The rest is pretty much about posing and staging (make up, hair, clothes, location, props, etc).


----------



## DanOstergren (Jul 13, 2017)

Granddad said:


> I'd dump #1, no reasonable amount of post processing will save it.


I disagree. I think it's a great shot and it wouldn't take much editing to fix the issue the model was having with it.

To the OP, could you share the first one without the skin retouching?


----------



## Pedro_lopez (Jul 13, 2017)

This is before any editing


----------



## DanOstergren (Jul 13, 2017)

Pedro_lopez said:


> This is before any editing



I understand what she means by not liking the bump in her cheek, which is caused both by her bone structure and the lighting.
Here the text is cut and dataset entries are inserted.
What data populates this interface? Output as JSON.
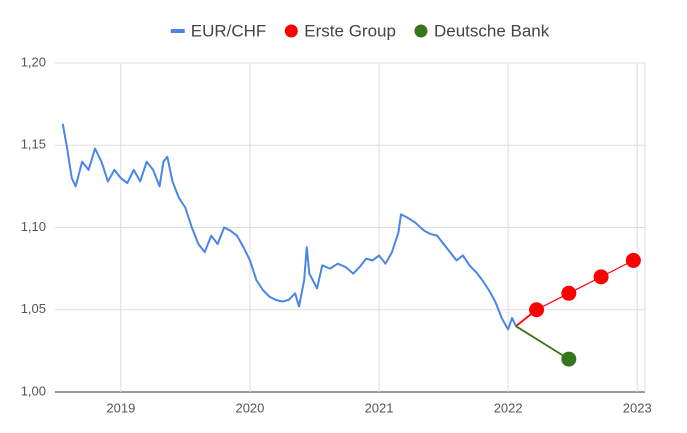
{
  "chart_data": {
    "type": "line",
    "xlim": [
      2018.49,
      2023.06
    ],
    "xticks": [
      2019,
      2020,
      2021,
      2022,
      2023
    ],
    "ylim": [
      1.0,
      1.2
    ],
    "yticks": [
      {
        "value": 1.0,
        "label": "1,00"
      },
      {
        "value": 1.05,
        "label": "1,05"
      },
      {
        "value": 1.1,
        "label": "1,10"
      },
      {
        "value": 1.15,
        "label": "1,15"
      },
      {
        "value": 1.2,
        "label": "1,20"
      }
    ],
    "grid": true,
    "legend": "top",
    "series": [
      {
        "name": "EUR/CHF",
        "color": "#4a86e8",
        "marker": false,
        "x": [
          2018.55,
          2018.58,
          2018.62,
          2018.65,
          2018.7,
          2018.75,
          2018.8,
          2018.85,
          2018.9,
          2018.95,
          2019.0,
          2019.05,
          2019.1,
          2019.15,
          2019.2,
          2019.25,
          2019.3,
          2019.33,
          2019.36,
          2019.4,
          2019.45,
          2019.5,
          2019.55,
          2019.6,
          2019.65,
          2019.7,
          2019.75,
          2019.8,
          2019.85,
          2019.9,
          2019.95,
          2020.0,
          2020.05,
          2020.1,
          2020.15,
          2020.2,
          2020.25,
          2020.3,
          2020.35,
          2020.38,
          2020.42,
          2020.44,
          2020.46,
          2020.52,
          2020.56,
          2020.62,
          2020.68,
          2020.74,
          2020.8,
          2020.85,
          2020.9,
          2020.95,
          2021.0,
          2021.05,
          2021.1,
          2021.15,
          2021.17,
          2021.22,
          2021.28,
          2021.35,
          2021.4,
          2021.45,
          2021.5,
          2021.55,
          2021.6,
          2021.65,
          2021.7,
          2021.75,
          2021.8,
          2021.85,
          2021.9,
          2021.95,
          2022.0,
          2022.03,
          2022.06
        ],
        "values": [
          1.163,
          1.15,
          1.13,
          1.125,
          1.14,
          1.135,
          1.148,
          1.14,
          1.128,
          1.135,
          1.13,
          1.127,
          1.135,
          1.128,
          1.14,
          1.135,
          1.125,
          1.14,
          1.143,
          1.128,
          1.118,
          1.112,
          1.1,
          1.09,
          1.085,
          1.095,
          1.09,
          1.1,
          1.098,
          1.095,
          1.088,
          1.08,
          1.068,
          1.062,
          1.058,
          1.056,
          1.055,
          1.056,
          1.06,
          1.052,
          1.068,
          1.088,
          1.072,
          1.063,
          1.077,
          1.075,
          1.078,
          1.076,
          1.072,
          1.076,
          1.081,
          1.08,
          1.083,
          1.078,
          1.085,
          1.097,
          1.108,
          1.106,
          1.103,
          1.098,
          1.096,
          1.095,
          1.09,
          1.085,
          1.08,
          1.083,
          1.077,
          1.073,
          1.068,
          1.062,
          1.055,
          1.045,
          1.038,
          1.045,
          1.04
        ]
      },
      {
        "name": "Erste Group",
        "color": "#ff0000",
        "marker": true,
        "x": [
          2022.22,
          2022.47,
          2022.72,
          2022.97
        ],
        "values": [
          1.05,
          1.06,
          1.07,
          1.08
        ]
      },
      {
        "name": "Deutsche Bank",
        "color": "#38761d",
        "marker": true,
        "x": [
          2022.47
        ],
        "values": [
          1.02
        ]
      }
    ]
  }
}
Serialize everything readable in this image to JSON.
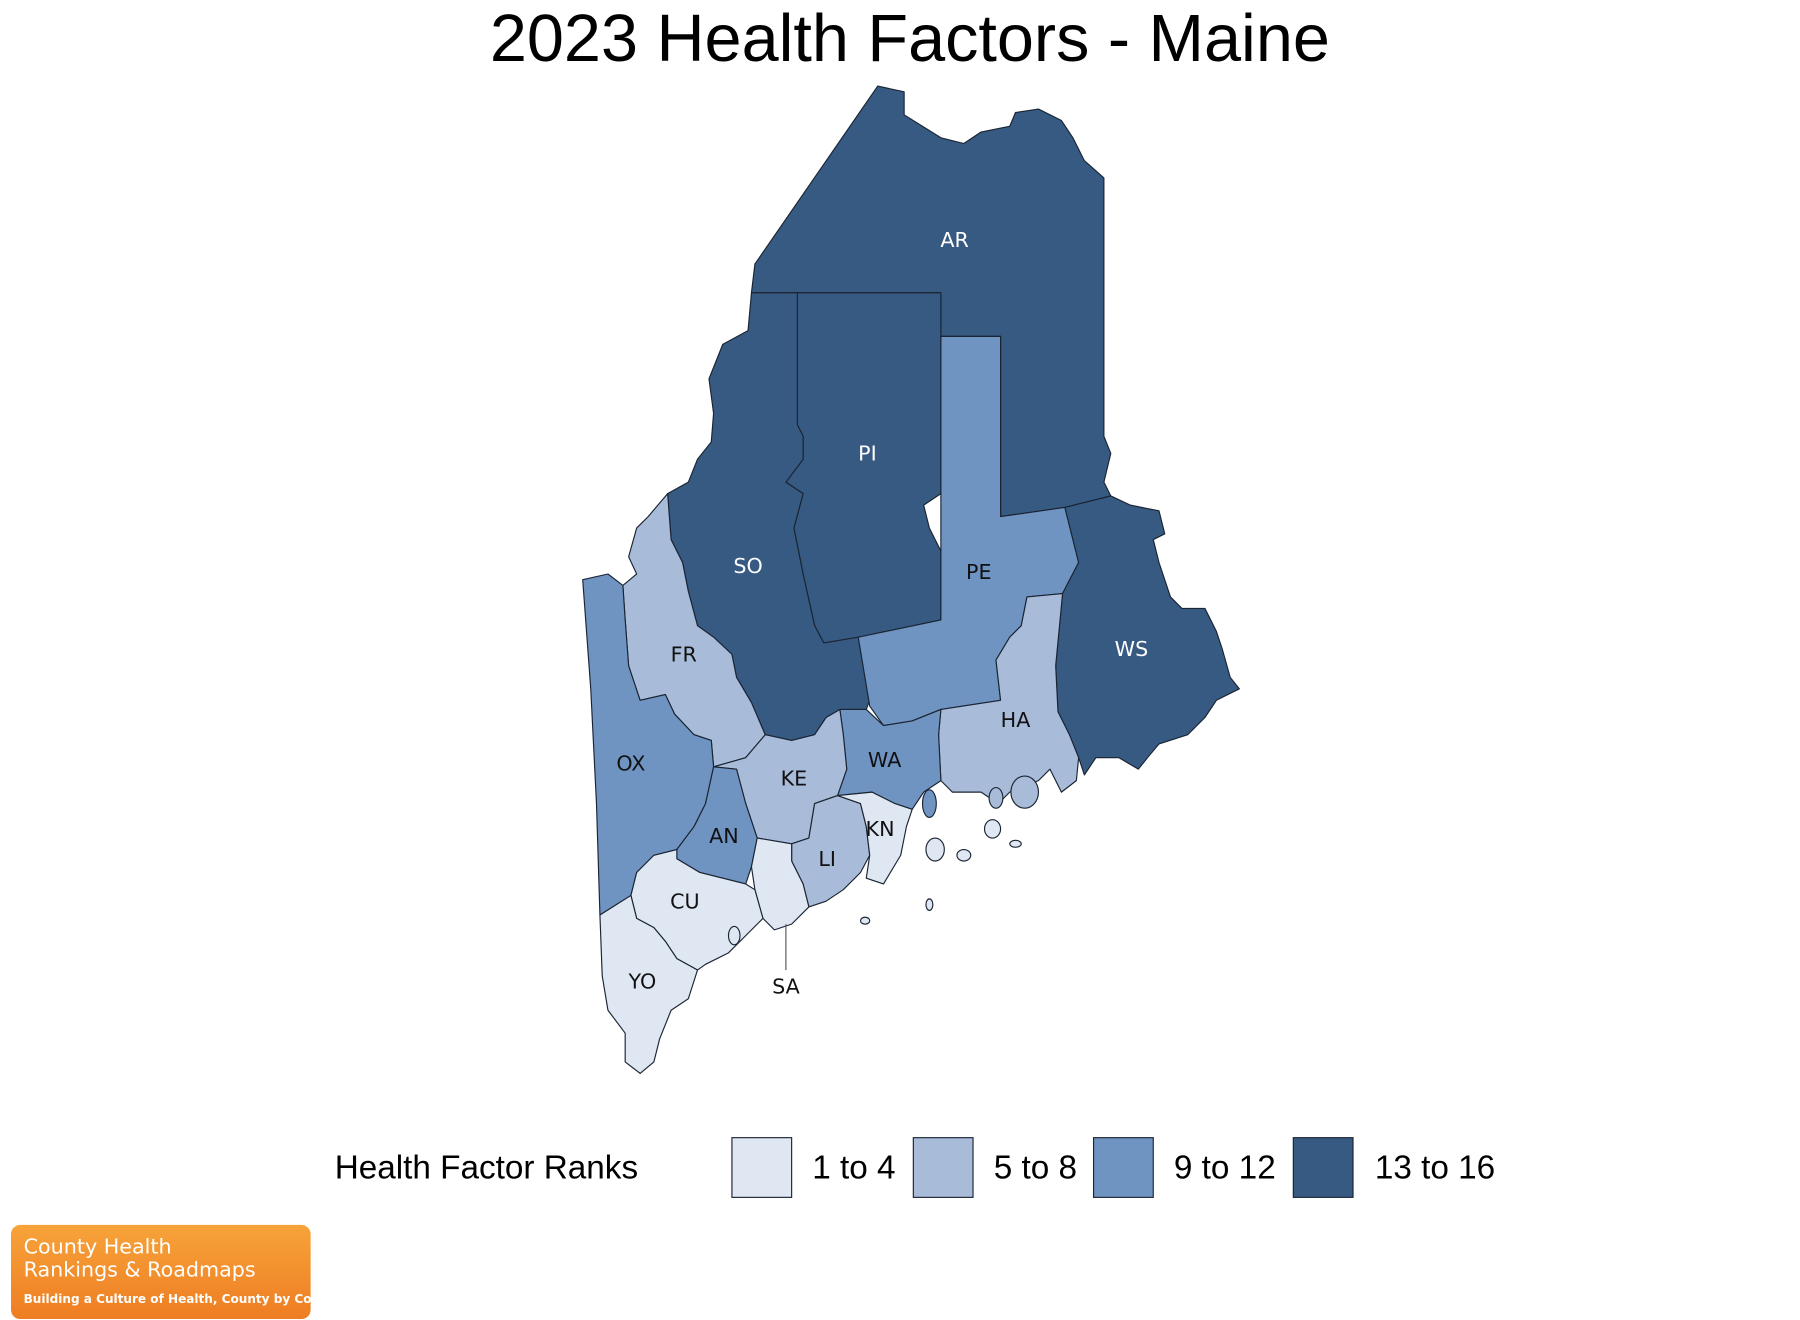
{
  "title": "2023 Health Factors - Maine",
  "regions": [
    {
      "label": "AR",
      "color": "#375a82"
    },
    {
      "label": "PI",
      "color": "#375a82"
    },
    {
      "label": "SO",
      "color": "#375a82"
    },
    {
      "label": "PE",
      "color": "#6f94c1"
    },
    {
      "label": "WS",
      "color": "#375a82"
    },
    {
      "label": "HA",
      "color": "#a8bcd9"
    },
    {
      "label": "WA",
      "color": "#6f94c1"
    },
    {
      "label": "FR",
      "color": "#a8bcd9"
    },
    {
      "label": "OX",
      "color": "#6f94c1"
    },
    {
      "label": "KE",
      "color": "#a8bcd9"
    },
    {
      "label": "AN",
      "color": "#6f94c1"
    },
    {
      "label": "LI",
      "color": "#a8bcd9"
    },
    {
      "label": "KN",
      "color": "#dfe7f2"
    },
    {
      "label": "SA",
      "color": "#dfe7f2"
    },
    {
      "label": "CU",
      "color": "#dfe7f2"
    },
    {
      "label": "YO",
      "color": "#dfe7f2"
    }
  ],
  "legend": {
    "title": "Health Factor Ranks",
    "items": [
      {
        "label": "1 to 4",
        "color": "#dfe7f2"
      },
      {
        "label": "5 to 8",
        "color": "#a8bcd9"
      },
      {
        "label": "9 to 12",
        "color": "#6f94c1"
      },
      {
        "label": "13 to 16",
        "color": "#375a82"
      }
    ]
  },
  "logo": {
    "line1": "County Health",
    "line2": "Rankings & Roadmaps",
    "tagline": "Building a Culture of Health, County by County"
  }
}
You can use dodge and burning to reshape the light though.


----------



## Pedro_lopez (Jul 14, 2017)

Wow that looks so much better, so much smoother.
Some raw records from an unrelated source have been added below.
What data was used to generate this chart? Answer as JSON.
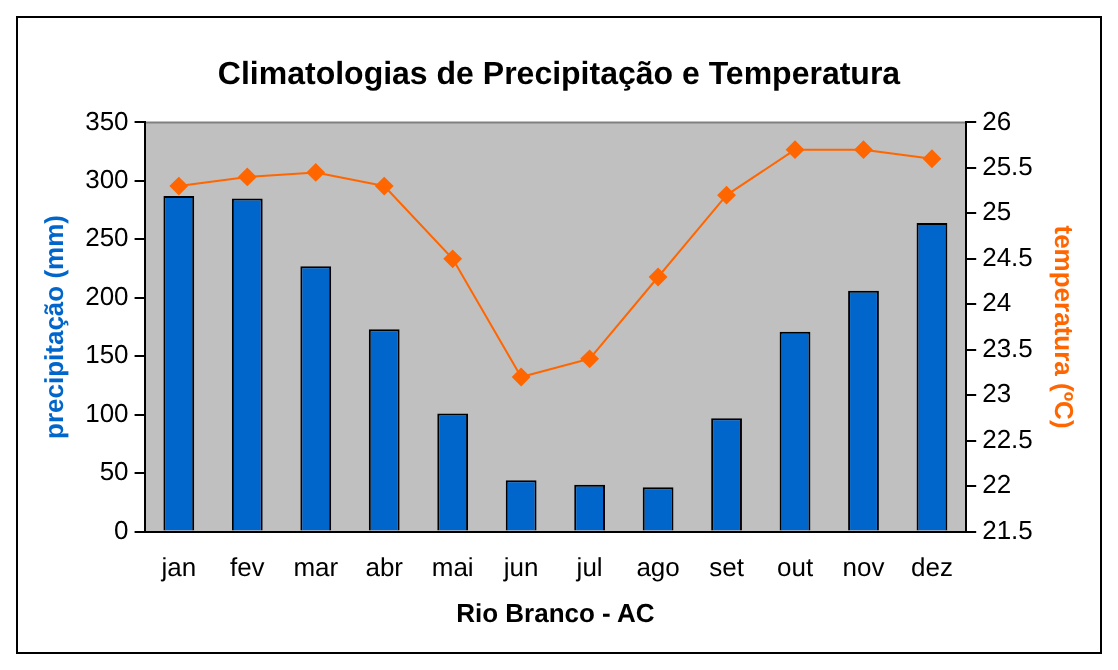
{
  "chart_data": {
    "type": "bar",
    "title": "Climatologias de Precipitação e Temperatura",
    "xlabel": "Rio Branco - AC",
    "ylabel": "precipitação (mm)",
    "y2label": "temperatura (ºC)",
    "categories": [
      "jan",
      "fev",
      "mar",
      "abr",
      "mai",
      "jun",
      "jul",
      "ago",
      "set",
      "out",
      "nov",
      "dez"
    ],
    "series": [
      {
        "color": "#0066cc",
        "values": [
          287,
          285,
          227,
          173,
          101,
          44,
          40,
          38,
          97,
          171,
          206,
          264
        ]
      },
      {
        "type": "line",
        "axis": "y2",
        "color": "#ff6600",
        "marker": "diamond",
        "values": [
          25.3,
          25.4,
          25.45,
          25.3,
          24.5,
          23.2,
          23.4,
          24.3,
          25.2,
          25.7,
          25.7,
          25.6
        ]
      }
    ],
    "ylim": [
      0,
      350
    ],
    "yticks": [
      0,
      50,
      100,
      150,
      200,
      250,
      300,
      350
    ],
    "y2lim": [
      21.5,
      26
    ],
    "y2ticks": [
      21.5,
      22,
      22.5,
      23,
      23.5,
      24,
      24.5,
      25,
      25.5,
      26
    ],
    "grid": false,
    "legend": false
  }
}
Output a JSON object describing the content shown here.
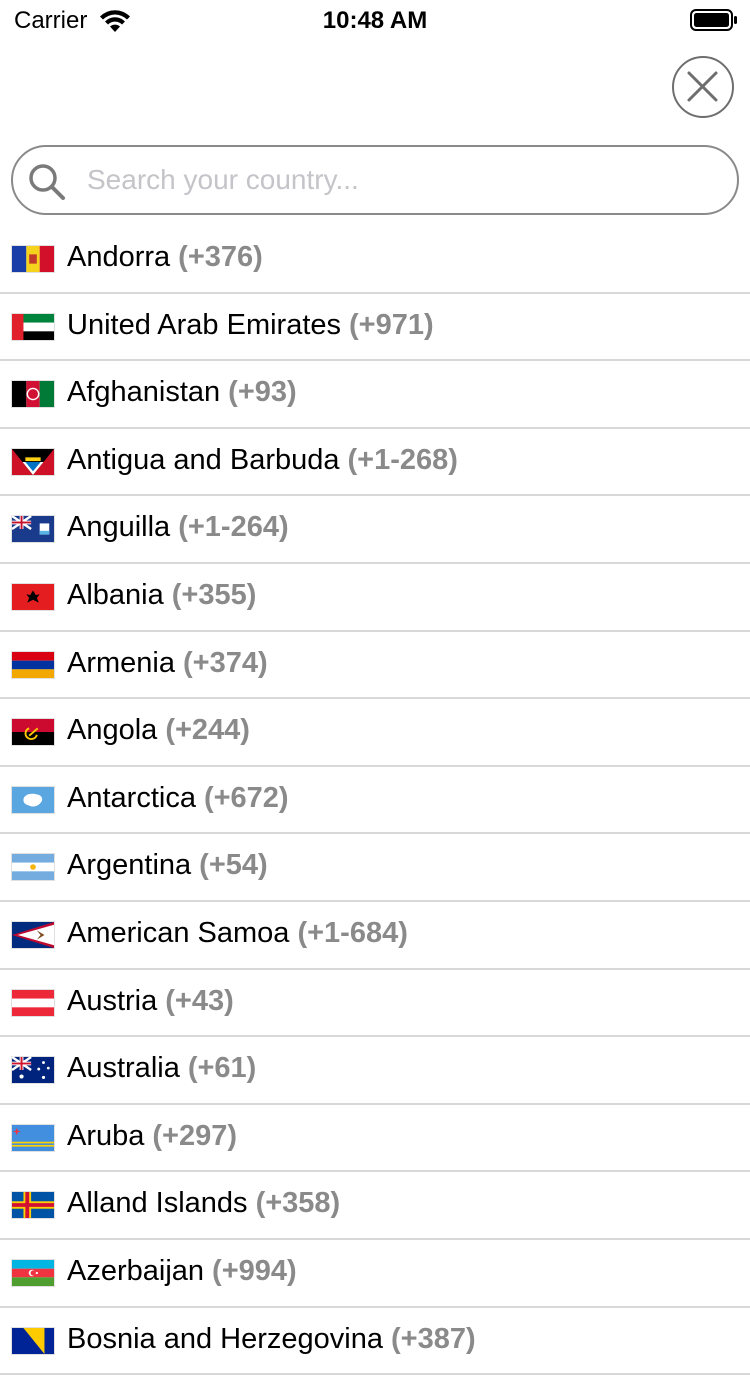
{
  "status_bar": {
    "carrier": "Carrier",
    "time": "10:48 AM",
    "wifi_icon": "wifi-icon",
    "battery_icon": "battery-icon"
  },
  "close_button": {
    "icon": "close-icon"
  },
  "search": {
    "placeholder": "Search your country...",
    "value": "",
    "icon": "search-icon"
  },
  "countries": [
    {
      "name": "Andorra",
      "code": "(+376)",
      "flag": "andorra-flag-icon"
    },
    {
      "name": "United Arab Emirates",
      "code": "(+971)",
      "flag": "uae-flag-icon"
    },
    {
      "name": "Afghanistan",
      "code": "(+93)",
      "flag": "afghanistan-flag-icon"
    },
    {
      "name": "Antigua and Barbuda",
      "code": "(+1-268)",
      "flag": "antigua-flag-icon"
    },
    {
      "name": "Anguilla",
      "code": "(+1-264)",
      "flag": "anguilla-flag-icon"
    },
    {
      "name": "Albania",
      "code": "(+355)",
      "flag": "albania-flag-icon"
    },
    {
      "name": "Armenia",
      "code": "(+374)",
      "flag": "armenia-flag-icon"
    },
    {
      "name": "Angola",
      "code": "(+244)",
      "flag": "angola-flag-icon"
    },
    {
      "name": "Antarctica",
      "code": "(+672)",
      "flag": "antarctica-flag-icon"
    },
    {
      "name": "Argentina",
      "code": "(+54)",
      "flag": "argentina-flag-icon"
    },
    {
      "name": "American Samoa",
      "code": "(+1-684)",
      "flag": "american-samoa-flag-icon"
    },
    {
      "name": "Austria",
      "code": "(+43)",
      "flag": "austria-flag-icon"
    },
    {
      "name": "Australia",
      "code": "(+61)",
      "flag": "australia-flag-icon"
    },
    {
      "name": "Aruba",
      "code": "(+297)",
      "flag": "aruba-flag-icon"
    },
    {
      "name": "Alland Islands",
      "code": "(+358)",
      "flag": "aland-flag-icon"
    },
    {
      "name": "Azerbaijan",
      "code": "(+994)",
      "flag": "azerbaijan-flag-icon"
    },
    {
      "name": "Bosnia and Herzegovina",
      "code": "(+387)",
      "flag": "bosnia-flag-icon"
    }
  ]
}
Sent from my iPhone using ThePhotoForum.com mobile app


----------



## DanOstergren (Jul 14, 2017)

Pedro_lopez said:


> Wow that looks so much better, so much smoother.
> 
> 
> Sent from my iPhone using ThePhotoForum.com mobile app


It took about 10 minutes of dodging and burning.


----------



## Derrel (Jul 15, 2017)

I'm not quite sold on the posing and framing of the above shot...her placement within the frame area is a bit far to the right for the eye direction she has, but she's so, so beautiful! I took your original shot and cropped it a bit, and converted it to a couple similar yet subtly different black and white versions.
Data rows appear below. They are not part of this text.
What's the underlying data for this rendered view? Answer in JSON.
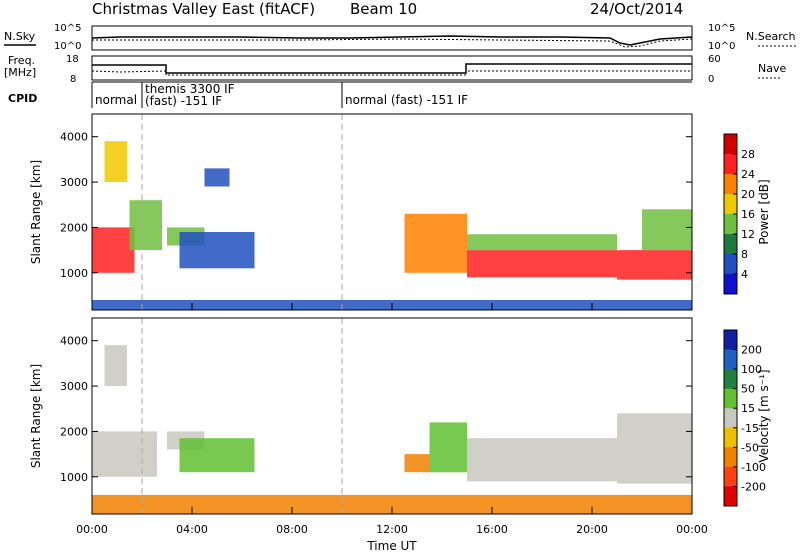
{
  "header": {
    "title": "Christmas Valley East (fitACF)",
    "beam": "Beam 10",
    "date": "24/Oct/2014"
  },
  "noise_panel": {
    "left_label": "N.Sky",
    "right_label": "N.Search",
    "left_ticks": [
      "10^5",
      "10^0"
    ],
    "right_ticks": [
      "10^5",
      "10^0"
    ]
  },
  "freq_panel": {
    "left_label_line1": "Freq.",
    "left_label_line2": "[MHz]",
    "right_label": "Nave",
    "left_ticks": [
      "18",
      "8"
    ],
    "right_ticks": [
      "60",
      "0"
    ]
  },
  "cpid": {
    "label": "CPID",
    "segments": [
      {
        "start_hour": 0.0,
        "text": "normal"
      },
      {
        "start_hour": 2.0,
        "text": "themis 3300 IF",
        "text2": "(fast) -151 IF"
      },
      {
        "start_hour": 10.0,
        "text": "normal (fast) -151 IF"
      }
    ]
  },
  "axes": {
    "x_ticks": [
      "00:00",
      "04:00",
      "08:00",
      "12:00",
      "16:00",
      "20:00",
      "00:00"
    ],
    "x_label": "Time UT",
    "y_label": "Slant Range [km]",
    "y_ticks": [
      "1000",
      "2000",
      "3000",
      "4000"
    ]
  },
  "colorbars": {
    "power": {
      "label": "Power [dB]",
      "ticks": [
        "28",
        "24",
        "20",
        "16",
        "12",
        "8",
        "4"
      ],
      "colors": [
        "#d00000",
        "#ff2020",
        "#ff8000",
        "#f0c800",
        "#70c040",
        "#207840",
        "#2050c0",
        "#1010d0"
      ]
    },
    "velocity": {
      "label": "Velocity [m s⁻¹]",
      "ticks": [
        "200",
        "100",
        "50",
        "15",
        "-15",
        "-50",
        "-100",
        "-200"
      ],
      "colors": [
        "#1020a0",
        "#2060c0",
        "#208040",
        "#60c030",
        "#c8c8c0",
        "#f0c000",
        "#f08000",
        "#ff4010",
        "#e00000"
      ]
    }
  },
  "chart_data": [
    {
      "type": "heatmap",
      "title": "Power [dB]",
      "xlabel": "",
      "ylabel": "Slant Range [km]",
      "xlim": [
        0,
        24
      ],
      "ylim": [
        180,
        4500
      ],
      "regions": [
        {
          "t0": 0.0,
          "t1": 1.7,
          "r0": 1000,
          "r1": 2000,
          "value": 24
        },
        {
          "t0": 0.5,
          "t1": 1.4,
          "r0": 3000,
          "r1": 3900,
          "value": 18
        },
        {
          "t0": 1.5,
          "t1": 2.8,
          "r0": 1500,
          "r1": 2600,
          "value": 14
        },
        {
          "t0": 3.0,
          "t1": 4.5,
          "r0": 1600,
          "r1": 2000,
          "value": 12
        },
        {
          "t0": 3.5,
          "t1": 6.5,
          "r0": 1100,
          "r1": 1900,
          "value": 6
        },
        {
          "t0": 4.5,
          "t1": 5.5,
          "r0": 2900,
          "r1": 3300,
          "value": 6
        },
        {
          "t0": 12.5,
          "t1": 15.0,
          "r0": 1000,
          "r1": 2300,
          "value": 20
        },
        {
          "t0": 15.0,
          "t1": 21.0,
          "r0": 900,
          "r1": 1500,
          "value": 26
        },
        {
          "t0": 15.0,
          "t1": 21.0,
          "r0": 1500,
          "r1": 1850,
          "value": 12
        },
        {
          "t0": 21.0,
          "t1": 24.0,
          "r0": 850,
          "r1": 1500,
          "value": 26
        },
        {
          "t0": 22.0,
          "t1": 24.0,
          "r0": 1500,
          "r1": 2400,
          "value": 14
        },
        {
          "t0": 0.0,
          "t1": 24.0,
          "r0": 180,
          "r1": 400,
          "value": 6
        }
      ]
    },
    {
      "type": "heatmap",
      "title": "Velocity [m s⁻¹]",
      "xlabel": "Time UT",
      "ylabel": "Slant Range [km]",
      "xlim": [
        0,
        24
      ],
      "ylim": [
        180,
        4500
      ],
      "regions": [
        {
          "t0": 0.0,
          "t1": 2.6,
          "r0": 1000,
          "r1": 2000,
          "value": 0
        },
        {
          "t0": 0.5,
          "t1": 1.4,
          "r0": 3000,
          "r1": 3900,
          "value": 0
        },
        {
          "t0": 3.0,
          "t1": 4.5,
          "r0": 1600,
          "r1": 2000,
          "value": 0
        },
        {
          "t0": 3.5,
          "t1": 6.5,
          "r0": 1100,
          "r1": 1850,
          "value": 30
        },
        {
          "t0": 12.5,
          "t1": 13.5,
          "r0": 1100,
          "r1": 1500,
          "value": -60
        },
        {
          "t0": 13.5,
          "t1": 15.0,
          "r0": 1100,
          "r1": 2200,
          "value": 30
        },
        {
          "t0": 15.0,
          "t1": 21.0,
          "r0": 900,
          "r1": 1850,
          "value": 0
        },
        {
          "t0": 21.0,
          "t1": 24.0,
          "r0": 850,
          "r1": 2400,
          "value": 0
        },
        {
          "t0": 0.0,
          "t1": 24.0,
          "r0": 180,
          "r1": 600,
          "value": -40
        }
      ]
    }
  ]
}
 Kind of going for an old, 1940's-era feel and look. Part of the 1940's-era look was the use of 4x5 inch film cameras and shallow DOF...your 50mm at f/1.8 shot gives a similar shallow DOF look...and the way the corners of the frame are somehwat blurry, and the DOF that fades fast, from the sharp lips to the OOF ears...those things  are sort of 1940's0-style image characteristics.



For some reason, she and this  second, more-contrasty B&W look remind me of an old photo that I think I have rattling around in my brain, at a subconscious level. To me, the best things about this ARE the high-sun caused eyelash shadows, her full and perfectly-shaped lips, and the sideways-directed line of gaze that she has.And that lip-shadow on her chin--sublime! The arms behind head, beginning model type pose was not ideal, so, I cropped that out, and tried to focus on the facial shape and the way the light reveals the dimensions of her cheeks, lips, and so on.


----------